Polybrominated diphenyl ethers in the sediments of the Great Lakes. 3. Lakes Ontario and Erie

Wenlu Song, Justin C Ford, An Li, Neil C Sturchio, Karl J Rockne, Dave R Buckley, William J Mills
Environmental Science & Technology 2005 August 1, 39 (15): 5600-5
16124292
Sediment cores were taken in 2002 in Lakes Ontario and Erie at four locations. A total of 48 sediment samples were characterized, dated using 210Pb, and analyzed for 10 congeners of polybrominated diphenyl ethers (PBDEs) including BDE209 as well as 39 congeners of polychlorinated biphenyls (PCBs).

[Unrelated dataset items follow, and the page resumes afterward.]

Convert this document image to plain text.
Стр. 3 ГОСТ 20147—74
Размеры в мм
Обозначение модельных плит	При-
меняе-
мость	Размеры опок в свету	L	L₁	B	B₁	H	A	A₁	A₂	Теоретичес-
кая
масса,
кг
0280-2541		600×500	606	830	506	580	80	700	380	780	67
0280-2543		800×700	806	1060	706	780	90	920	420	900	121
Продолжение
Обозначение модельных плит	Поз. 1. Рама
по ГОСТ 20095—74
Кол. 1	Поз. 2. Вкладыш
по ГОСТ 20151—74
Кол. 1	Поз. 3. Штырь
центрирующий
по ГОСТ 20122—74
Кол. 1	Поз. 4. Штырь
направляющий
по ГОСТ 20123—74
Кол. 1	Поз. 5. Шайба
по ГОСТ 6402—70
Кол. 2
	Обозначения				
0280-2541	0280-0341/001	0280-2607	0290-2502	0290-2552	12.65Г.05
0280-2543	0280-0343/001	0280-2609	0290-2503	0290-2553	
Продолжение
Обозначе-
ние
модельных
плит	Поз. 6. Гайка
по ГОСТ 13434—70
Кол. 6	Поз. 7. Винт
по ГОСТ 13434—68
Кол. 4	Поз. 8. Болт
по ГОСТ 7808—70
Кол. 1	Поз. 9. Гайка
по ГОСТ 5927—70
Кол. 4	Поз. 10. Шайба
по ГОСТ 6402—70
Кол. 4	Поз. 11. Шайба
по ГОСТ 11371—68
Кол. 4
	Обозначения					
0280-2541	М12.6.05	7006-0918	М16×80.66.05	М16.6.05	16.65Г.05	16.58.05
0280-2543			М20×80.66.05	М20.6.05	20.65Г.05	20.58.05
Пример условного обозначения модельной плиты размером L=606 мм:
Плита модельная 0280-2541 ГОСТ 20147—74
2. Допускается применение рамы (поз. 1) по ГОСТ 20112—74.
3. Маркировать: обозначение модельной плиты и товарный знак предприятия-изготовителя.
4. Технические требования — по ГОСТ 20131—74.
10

The surficial concentrations of nine tri- through hepta-BDE congeners (sigma9PBDE) are 4.85 and 6.33 ng g(-1), at sampling sites ON40 and ON30 in Lake Ontario, and 1.83 and 1.95 ng g(-1) at ER37 and ER09 in Lake Erie, respectively, based on dry sediment weight. The surficial BDE209 concentrations are 242 and 211 ng g(-1) at ON40 and ON30 and 50 and 55 ng g(-1) at ER37 and ER09. The sigma(9-) PBDEs fluxes to the sediment around 2002 are 147 and 195 pg cm(-2) year(-1) at ON40 and ON30 and 136 and 314 pg cm(-2) year(-1) at ER37 and ER09, respectively. The fluxes of BDE209 are 6.5 and 7.3 ng cm(-2) year(-1) at ON30 and ON40 and 3.7 and 8.9 ng cm(-2) year(-1) at ER37 and ER09, respectively. Dramatic increases in PBDE concentrations and fluxes upward toward the sediment surface and the present time are evident at both locations in Lake Ontario, while PCBs concentrations peak in the middle of sediment cores around the dated time of 1970s and 1960s. For both locations of Lake Erie, the increasing trends of both PBDEs and PCBs from the bottom to the surficial segments were distorted by sediment mixing. BDE209 is the most abundant congener among PBDEs in the sediments, constituting about 96 and 91% of the total PBDEs on mass basis in Lakes Ontario and Erie, respectively.